Correcting mistakes in strings based on array of similar strings

237 views Asked by At

Can somebody point to the right direction how to do this task: I have a lot of array of strings with such buckets:

  • Somebody did that two years ago
  • Somebody did th two years ago
  • Somebody did that two years a
  • Somedody d that two years ago
  • Somebody that two years ago

And I need to get this: Somebody did that two years ago

Any links to algorithms or libs will be awesome. These strings came from OCR and sometimes OCR make mistakes in letter/words but I have 2-5 different spelling of same string.

Update Based on suggestions from @alec_djinn I`ve found the python lib that can create "median" string based on Levenshtein distance. https://rawgit.com/ztane/python-Levenshtein/master/docs/Levenshtein.html#Levenshtein-median

1

There are 1 answers

3
alec_djinn On BEST ANSWER

You can use a sequence alignment algorithm and then find the consensus on the aligned sequences.

There are tons of libraries and software available but they are often suited for biological sequences only (DNA, RNA, proteins). One python library for general-string alignments is https://pypi.python.org/pypi/alignment/

Once you have the sequences aligned, you can use the following (very basic) way of computing a consensus.

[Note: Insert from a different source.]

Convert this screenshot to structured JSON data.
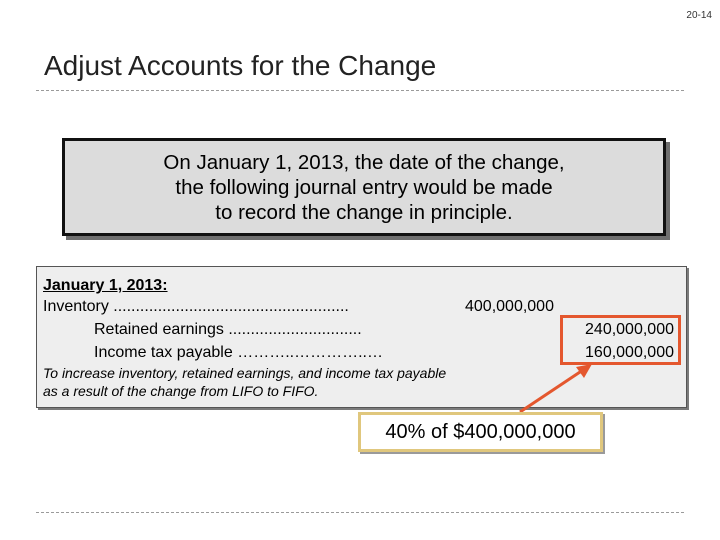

def compute_consensus(sequences):
    consensus = ''
    for i in range(len(sequences[0])):
        char_count = Counter()
        for seq in sequences:
            char_count.update(seq[i])
        consensus += char_count.most_common()[0][0]

    return consensus.replace('-','') #assuming '-' represent deleted letters

Where sequences is a list of aligned sequences. All aligned sequences should be of the same length.